Key Terms

Brain Injury Screening – A screen used to profile a students’ history with brain injury and the side effects observed due to brain injury.

Comprehensive Health Assessment – A tool used to gather information about a students’ medical history.

Concussion – Concussions range in significance from minor to major, but they all share one common factor — they temporarily interfere with the way your brain works. They can affect memory, judgment, reflexes, speech, balance and coordination (MayoClinic, 2009).

Functional Observation – A tool used to gather information about a student and form a plan from information gathered.

HCP – The Health Care Program for Children with Special Needs.  This organization seeks to ensure statewide access to integrated, family-centered, community-based programs and services.   Local offices work closely with community residents, providers, agencies and civic leaders.

IEP – Individualized Education Programs are designed to meet the unique educational needs of one child, as defined by federal regulations helps kids reach their goals.  An IEP has components mandated by the Individuals with Disabilities Education Act of 2004.
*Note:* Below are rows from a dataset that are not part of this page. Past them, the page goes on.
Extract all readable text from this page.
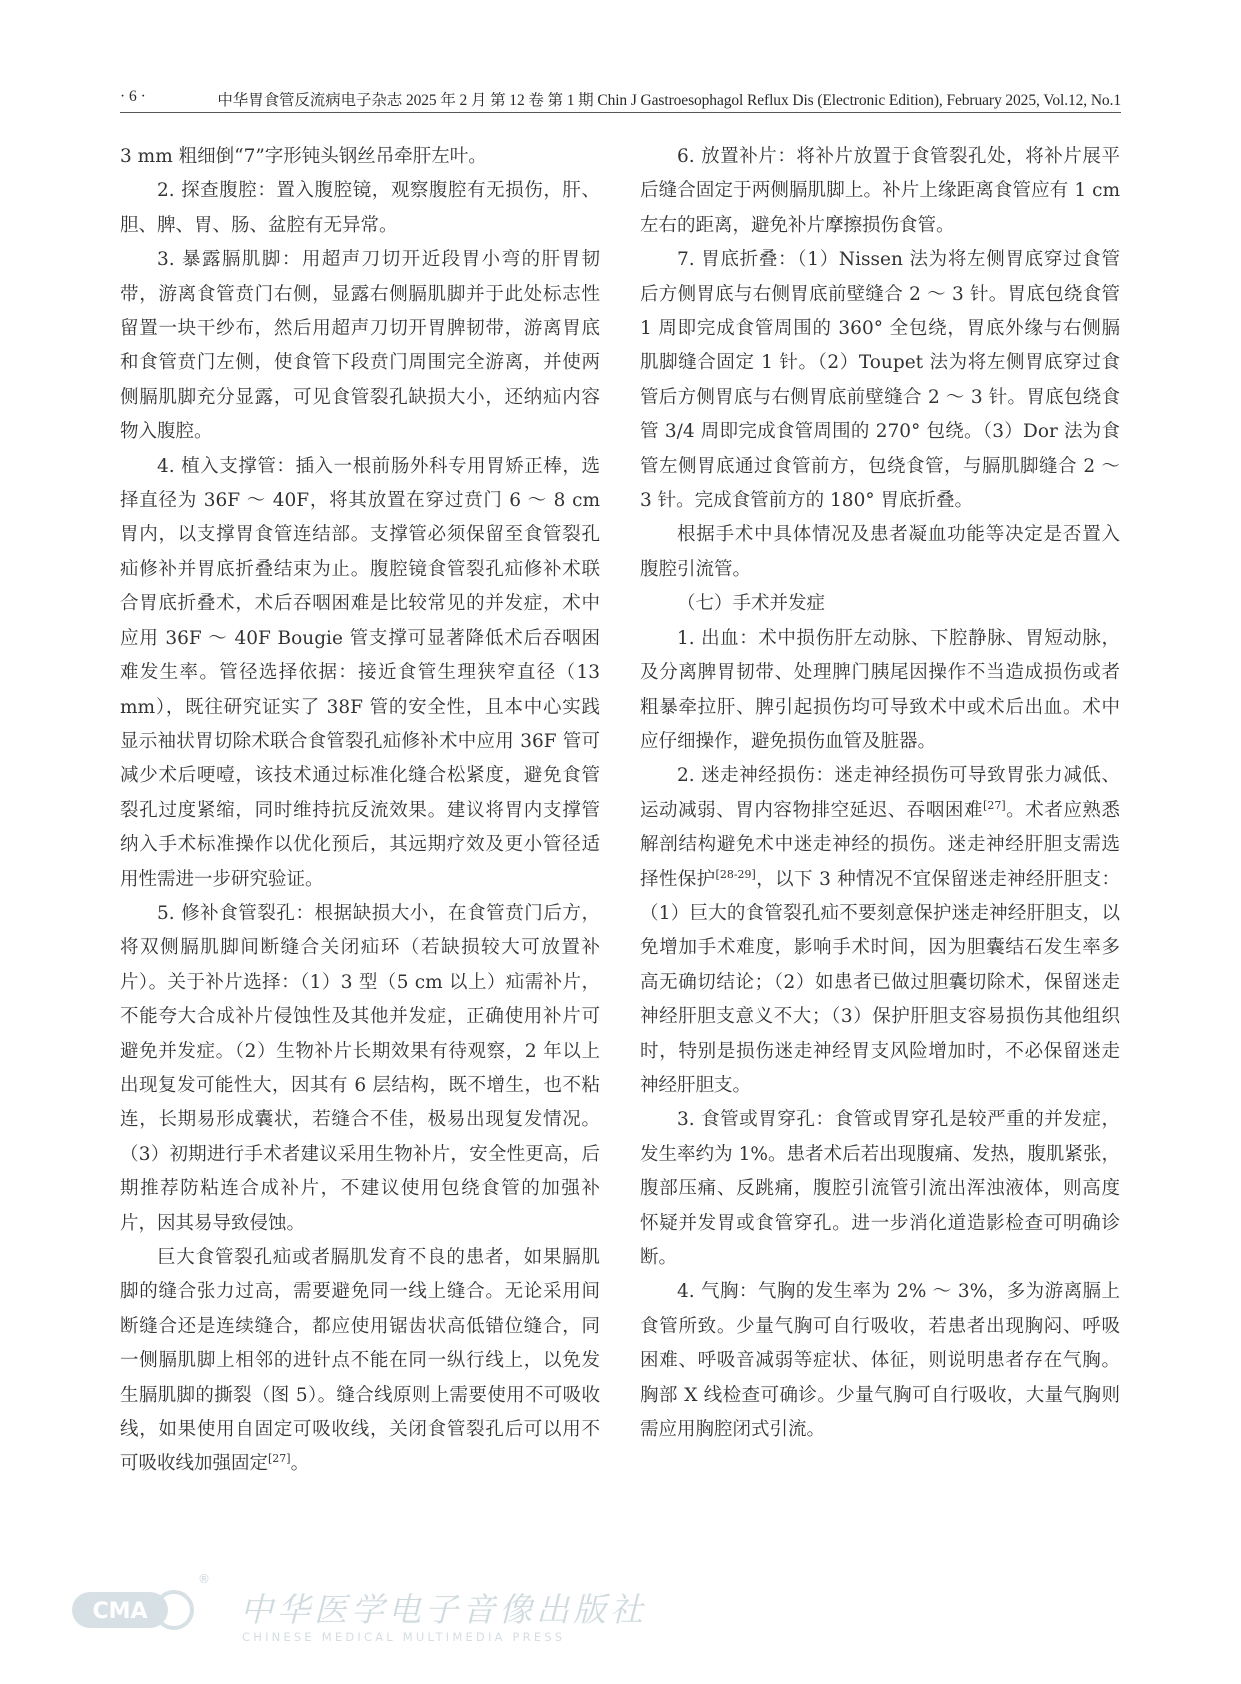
· 6 ·	中华胃食管反流病电子杂志 2025 年 2 月 第 12 卷 第 1 期 Chin J Gastroesophagol Reflux Dis (Electronic Edition), February 2025, Vol.12, No.1

3 mm 粗细倒“7”字形钝头钢丝吊牵肝左叶。

2. 探查腹腔：置入腹腔镜，观察腹腔有无损伤，肝、胆、脾、胃、肠、盆腔有无异常。

3. 暴露膈肌脚：用超声刀切开近段胃小弯的肝胃韧带，游离食管贲门右侧，显露右侧膈肌脚并于此处标志性留置一块干纱布，然后用超声刀切开胃脾韧带，游离胃底和食管贲门左侧，使食管下段贲门周围完全游离，并使两侧膈肌脚充分显露，可见食管裂孔缺损大小，还纳疝内容物入腹腔。

4. 植入支撑管：插入一根前肠外科专用胃矫正棒，选择直径为 36F ～ 40F，将其放置在穿过贲门 6 ～ 8 cm 胃内，以支撑胃食管连结部。支撑管必须保留至食管裂孔疝修补并胃底折叠结束为止。腹腔镜食管裂孔疝修补术联合胃底折叠术，术后吞咽困难是比较常见的并发症，术中应用 36F ～ 40F Bougie 管支撑可显著降低术后吞咽困难发生率。管径选择依据：接近食管生理狭窄直径（13 mm），既往研究证实了 38F 管的安全性，且本中心实践显示袖状胃切除术联合食管裂孔疝修补术中应用 36F 管可减少术后哽噎，该技术通过标准化缝合松紧度，避免食管裂孔过度紧缩，同时维持抗反流效果。建议将胃内支撑管纳入手术标准操作以优化预后，其远期疗效及更小管径适用性需进一步研究验证。

5. 修补食管裂孔：根据缺损大小，在食管贲门后方，将双侧膈肌脚间断缝合关闭疝环（若缺损较大可放置补片）。关于补片选择：（1）3 型（5 cm 以上）疝需补片，不能夸大合成补片侵蚀性及其他并发症，正确使用补片可避免并发症。（2）生物补片长期效果有待观察，2 年以上出现复发可能性大，因其有 6 层结构，既不增生，也不粘连，长期易形成囊状，若缝合不佳，极易出现复发情况。（3）初期进行手术者建议采用生物补片，安全性更高，后期推荐防粘连合成补片，不建议使用包绕食管的加强补片，因其易导致侵蚀。

巨大食管裂孔疝或者膈肌发育不良的患者，如果膈肌脚的缝合张力过高，需要避免同一线上缝合。无论采用间断缝合还是连续缝合，都应使用锯齿状高低错位缝合，同一侧膈肌脚上相邻的进针点不能在同一纵行线上，以免发生膈肌脚的撕裂（图 5）。缝合线原则上需要使用不可吸收线，如果使用自固定可吸收线，关闭食管裂孔后可以用不可吸收线加强固定[27]。

6. 放置补片：将补片放置于食管裂孔处，将补片展平后缝合固定于两侧膈肌脚上。补片上缘距离食管应有 1 cm 左右的距离，避免补片摩擦损伤食管。

7. 胃底折叠：（1）Nissen 法为将左侧胃底穿过食管后方侧胃底与右侧胃底前壁缝合 2 ～ 3 针。胃底包绕食管 1 周即完成食管周围的 360° 全包绕，胃底外缘与右侧膈肌脚缝合固定 1 针。（2）Toupet 法为将左侧胃底穿过食管后方侧胃底与右侧胃底前壁缝合 2 ～ 3 针。胃底包绕食管 3/4 周即完成食管周围的 270° 包绕。（3）Dor 法为食管左侧胃底通过食管前方，包绕食管，与膈肌脚缝合 2 ～ 3 针。完成食管前方的 180° 胃底折叠。

根据手术中具体情况及患者凝血功能等决定是否置入腹腔引流管。

（七）手术并发症

1. 出血：术中损伤肝左动脉、下腔静脉、胃短动脉，及分离脾胃韧带、处理脾门胰尾因操作不当造成损伤或者粗暴牵拉肝、脾引起损伤均可导致术中或术后出血。术中应仔细操作，避免损伤血管及脏器。

2. 迷走神经损伤：迷走神经损伤可导致胃张力减低、运动减弱、胃内容物排空延迟、吞咽困难[27]。术者应熟悉解剖结构避免术中迷走神经的损伤。迷走神经肝胆支需选择性保护[28-29]，以下 3 种情况不宜保留迷走神经肝胆支：（1）巨大的食管裂孔疝不要刻意保护迷走神经肝胆支，以免增加手术难度，影响手术时间，因为胆囊结石发生率多高无确切结论；（2）如患者已做过胆囊切除术，保留迷走神经肝胆支意义不大；（3）保护肝胆支容易损伤其他组织时，特别是损伤迷走神经胃支风险增加时，不必保留迷走神经肝胆支。

3. 食管或胃穿孔：食管或胃穿孔是较严重的并发症，发生率约为 1%。患者术后若出现腹痛、发热，腹肌紧张，腹部压痛、反跳痛，腹腔引流管引流出浑浊液体，则高度怀疑并发胃或食管穿孔。进一步消化道造影检查可明确诊断。

4. 气胸：气胸的发生率为 2% ～ 3%，多为游离膈上食管所致。少量气胸可自行吸收，若患者出现胸闷、呼吸困难、呼吸音减弱等症状、体征，则说明患者存在气胸。胸部 X 线检查可确诊。少量气胸可自行吸收，大量气胸则需应用胸腔闭式引流。

CMA
®
中华医学电子音像出版社
CHINESE MEDICAL MULTIMEDIA PRESS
Medical Documentation of a TBI – Best practice is to establish traumatic brain injury through medical documentation via hospital records and/or from a doctor or clinician who has knowledge of the Center for Disease Control (CDC) requirements for TBI. These classifications are based on a severity rating of mild, moderate and severe.

Progress Monitor – scientifically based practice that is used to assess students’ academic performance and evaluate the effectiveness of instruction. Progress monitoring can be implemented with individual students or an entire class (National Center on Student Progress Monitoring, 2009).
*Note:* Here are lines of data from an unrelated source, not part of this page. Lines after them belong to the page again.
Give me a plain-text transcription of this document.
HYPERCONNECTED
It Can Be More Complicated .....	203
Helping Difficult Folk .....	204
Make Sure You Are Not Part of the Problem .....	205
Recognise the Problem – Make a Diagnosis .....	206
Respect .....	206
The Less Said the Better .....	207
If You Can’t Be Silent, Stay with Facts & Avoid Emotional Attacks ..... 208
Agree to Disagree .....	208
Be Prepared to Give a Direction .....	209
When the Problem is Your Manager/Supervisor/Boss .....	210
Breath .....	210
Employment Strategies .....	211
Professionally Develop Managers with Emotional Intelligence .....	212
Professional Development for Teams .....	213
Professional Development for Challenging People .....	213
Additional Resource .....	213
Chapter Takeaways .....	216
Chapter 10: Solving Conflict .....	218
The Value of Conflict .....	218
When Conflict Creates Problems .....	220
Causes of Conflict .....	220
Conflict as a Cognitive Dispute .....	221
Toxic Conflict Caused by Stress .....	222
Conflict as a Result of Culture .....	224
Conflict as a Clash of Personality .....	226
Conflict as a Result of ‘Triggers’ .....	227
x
REAP – A concussion management program based on culmination of a study funded by the Center for Disease Control (CDC) from 2004 to 2007.

RTI – Response to Intervention integrates assessment and intervention within a multi-level prevention system to maximize student achievement and to reduce behavior problems.  With RTI, schools identify students at risk for poor learning outcomes, monitor student progress, provide evidence-based interventions and adjust the intensity and nature of those interventions depending on a student’s responsiveness, and identify students with learning disabilities or other disabilities (RTI Center, 2009).
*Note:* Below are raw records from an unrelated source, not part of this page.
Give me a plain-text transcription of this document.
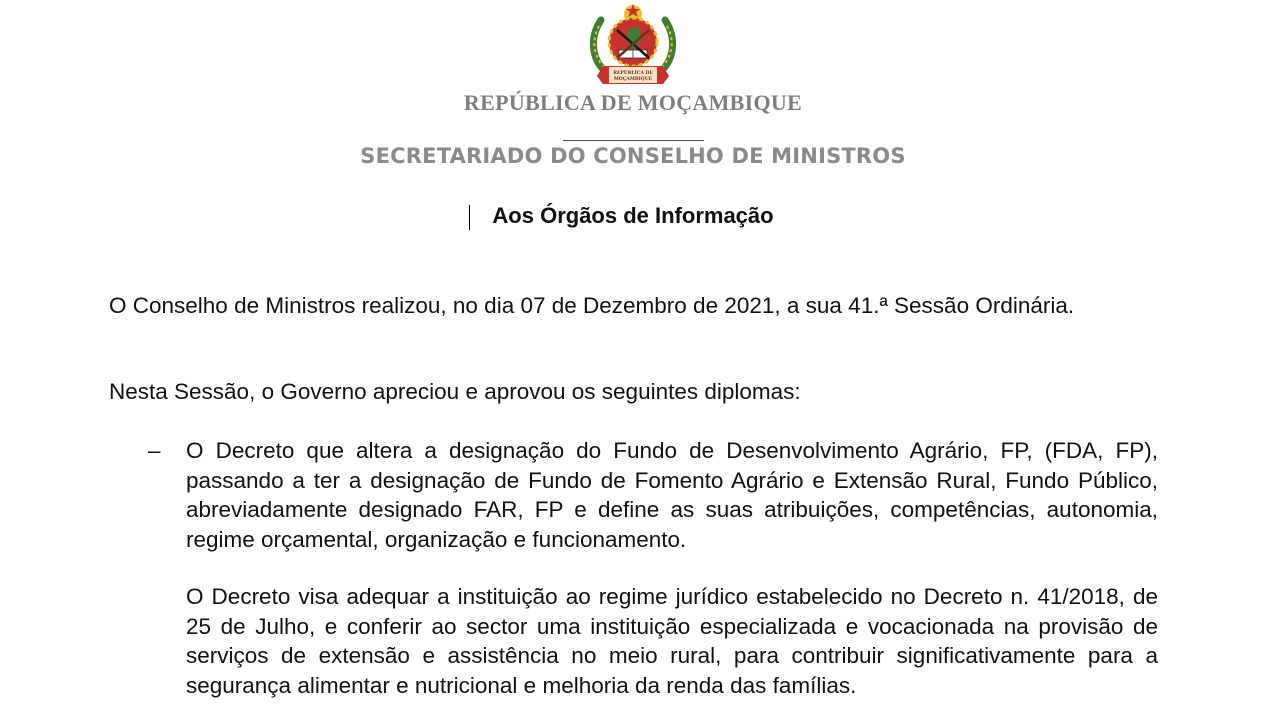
REPÚBLICA DE
MOÇAMBIQUE
REPÚBLICA DE MOÇAMBIQUE
SECRETARIADO DO CONSELHO DE MINISTROS
Aos Órgãos de Informação
O Conselho de Ministros realizou, no dia 07 de Dezembro de 2021, a sua 41.ª Sessão Ordinária.
Nesta Sessão, o Governo apreciou e aprovou os seguintes diplomas:
– O Decreto que altera a designação do Fundo de Desenvolvimento Agrário, FP, (FDA, FP), passando a ter a designação de Fundo de Fomento Agrário e Extensão Rural, Fundo Público, abreviadamente designado FAR, FP e define as suas atribuições, competências, autonomia, regime orçamental, organização e funcionamento.
O Decreto visa adequar a instituição ao regime jurídico estabelecido no Decreto n. 41/2018, de 25 de Julho, e conferir ao sector uma instituição especializada e vocacionada na provisão de serviços de extensão e assistência no meio rural, para contribuir significativamente para a segurança alimentar e nutricional e melhoria da renda das famílias.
TBI Identification Protocol – A flowchart that provides school professional guidelines to provide services for students with traumatic brain injury.

TBI Matrix Guide – The matrix is provided as a general guideline for educators and professionals. It was developed as a beginning “reference point” for professionals working with students where a traumatic brain injury is suspected or known to be present. The matrix offers a wide range of suggested assessment tools and intervention strategies for students with TBI. It covers the 14 areas of processing/learning most commonly affected by a TBI.

Traumatic Brain Injury – A traumatic brain injury (TBI) is caused by a blow or jolt to the head or a penetrating head injury that disrupts the normal function of the brain. Not all blows or jolts to the head result in a TBI. The severity of a TBI may range from “mild,” i.e., a brief change in mental status or consciousness to “severe,” i.e., an extended period of unconsciousness or amnesia after the injury (CDC, 2009).

504 Plan – This plan refers to Section 504 of the Rehabilitation Act and the Americans with Disabilities Act and spells out the modifications and accommodations that will be needed for these students to have an opportunity perform at the same level as their peers.